Having regard to the above, the President agreed that the interpretation of statue law must not result in illogical findings but stressed that foremost regard must be had for the ‘language in fact used’.6 It was clear, in his view, that the legislature did not adopt the early wording when the statute was ultimately enacted and, inescapably, the President found himself forced to interpret the finalised text in a literal fashion. He concluded:

‘It follows that the provision must be given its ordinary and grammatical meaning, even if it results in an outcome that may be anomalous or result in a “bonus”…’ 7

Why this case is important

President Keating dealt with Section 38A in the matter of Hee v State Transit Authority earlier this year.8 In that case, the President found that a Worker with Highest Needs who cannot establish incapacity under the provisions preceding Section 38A is not entitled to any weekly benefits under that section.

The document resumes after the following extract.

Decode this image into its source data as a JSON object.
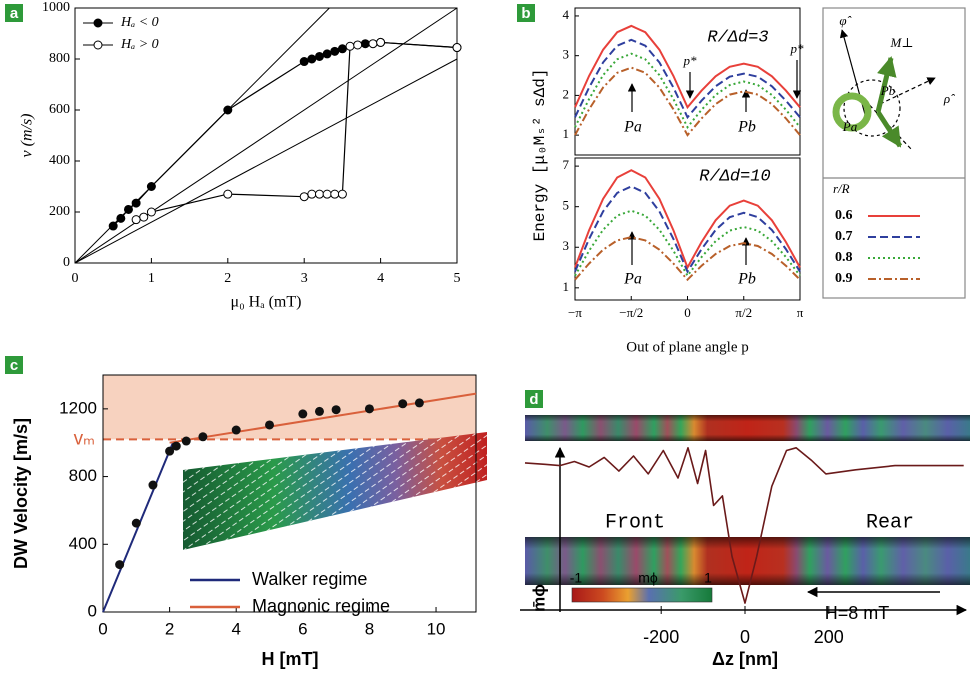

Applying Hee and White together results in a poignant reality: If a worker with 32% WPI is able to work at a pre-injury level, then they will not be entitled to any compensation under Section 38A. If that same worker is able to work at below that pre-injury level, then they will be entitled to the whole of their actual income from employment plus the amount of $788.32 as indexed.

Is this not but the ultimate deterrent for a seriously injured worker wishing to return to their pre-injury duties?

The WCC has adopted an ‘all or nothing’ interpretation of Section 38A, despite early parliamentary sentiments that offered a more moderate approach. This decision arguably goes against the deep-rooted common law principles of 'compensation', being a legal concept that applies where there is an actual loss. Still, this outcome is inevitably the product of the open-ended wording of the amendments enacted in 2015, the confusion from which is only now becoming apparent.

The reader will be interested to know that a further appeal in Hee was heard by the Supreme Court on 15 October 2018.